O líder da Igreja Católica admitiu que os escândalos o deixaram "triste", mas não a ponto de justificar sua renúncia. Além disso, disse que sempre acreditou que "não se pode abandonar o rebanho quando os lobos se aproximam".
Durante seu papado, Bento XVI também criou um "Ministério" para a nova evangelização e deixou nas mãos do futuro pontífice as negociações acabar com o cisma na Igreja que teve início em 1988, porque um grupo tradicionalista que tem seus membros conhecidos como "lefebvrianos" não aceita o Concílio Vaticano II e nem o dossiê sobre o Vatileaks.
Bento XVI também aprovou normas para a transparência do Instituto para as Obras de Religião (IOR), conhecido como o banco do Vaticano, e que também esteve envolvido em vários escândalos financeiros internacionais.
Nesses oito anos, o papa conduziu a Igreja Católica com base no diálogo entre fé e razão e no ecumenismo, e buscou prosseguir com as missões de trabalho determinadas pelo Concílio Vaticano II, além de defender com veemência o "dom da vida", desde o momento da concepção até a morte natural, e a liberdade de educação.
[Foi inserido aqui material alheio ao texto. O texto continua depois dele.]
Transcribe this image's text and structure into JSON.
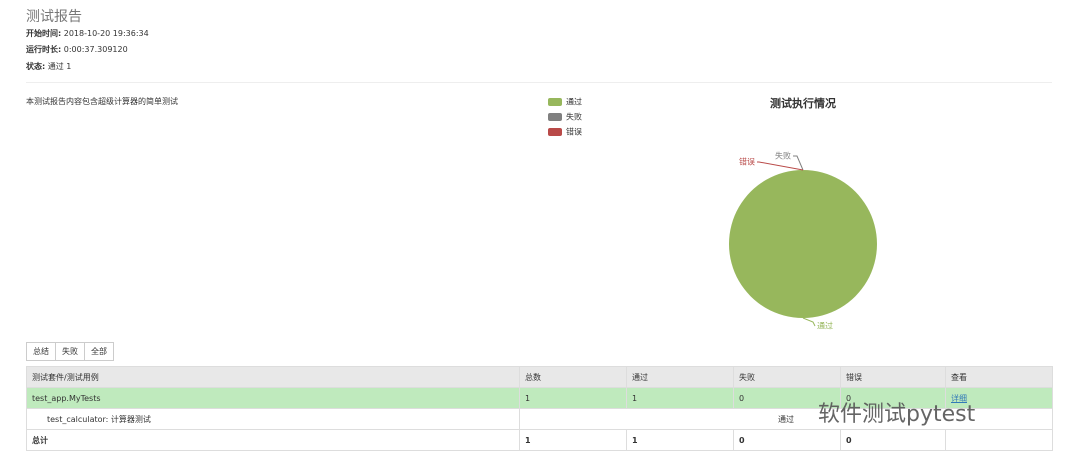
{
  "header": {
    "title": "测试报告",
    "fields": [
      {
        "label": "开始时间:",
        "value": "2018-10-20 19:36:34"
      },
      {
        "label": "运行时长:",
        "value": "0:00:37.309120"
      },
      {
        "label": "状态:",
        "value": "通过 1"
      }
    ]
  },
  "description": "本测试报告内容包含超级计算器的简单测试",
  "chart_data": {
    "type": "pie",
    "title": "测试执行情况",
    "categories": [
      "通过",
      "失败",
      "错误"
    ],
    "values": [
      1,
      0,
      0
    ],
    "colors": [
      "#97b75c",
      "#808080",
      "#b94a48"
    ]
  },
  "buttons": [
    "总结",
    "失败",
    "全部"
  ],
  "table": {
    "headers": [
      "测试套件/测试用例",
      "总数",
      "通过",
      "失败",
      "错误",
      "查看"
    ],
    "suite": [
      "test_app.MyTests",
      1,
      1,
      0,
      0,
      "详细"
    ],
    "case": [
      "test_calculator: 计算器测试",
      "通过"
    ],
    "total": [
      "总计",
      1,
      1,
      0,
      0
    ]
  },
  "watermark": "软件测试pytest"
}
Também estipulou a família - que tem origem a partir do casamento entre um homem e uma mulher - como célula básica da sociedade.
O avanço do secularismo e o relativismo foram fontes de preocupação constante para Bento XVI, que tentou fazer com que Cristo voltasse a ser o "centro da vida" da Igreja e do homem, "em um mundo que acredita que já não precisa de Deus" e que "não reconhece nada como definitivo e só se importa com os desejos e interesses individuais de cada um".
Durante o Sínodo de Bispos sobre a Eucaristia, em 2010, o papa afirmou que quando Deus é expatriado da vida pública e só é admitido como "coisa privada" a tolerância dá lugar à hipocrisia.
Bento XVI defendeu o celibato sacerdotal e "fechou as portas do sacerdócio" para homossexuais, mas concedeu mais dispensas para que padres pudessem se casar do que seu antecessor, João Paulo II.
Durante seu pontificado, ele tentou melhorar as relações com os judeus, assunto que gerou fortes controvérsias por ter excomungado um bispo que nega a existência do Holocausto e acelerado a beatificação de Pio XII, que os judeus acusam de não ter tomado providências contra o nazismo.
Bento XVI também abriu as portas da Igreja Católica para os tradicionalistas anglicanos, contrários às medidas liberais da Comunhão Anglicana, como a ordenação de cerca de meio milhão de mulheres e de homossexuais, que se tornaram bispos. Ele tentou reduzir a cúria para torná-la mais eficiente, mas não obteve sucesso. A reforma é um dos temas que deixou pendente.
Além disso, foi um dos pontífices que mais se preocupou com as questões ambientais, denunciando a erosão, o desmatamento, o esgotamento dos recursos minerais e dos oceanos.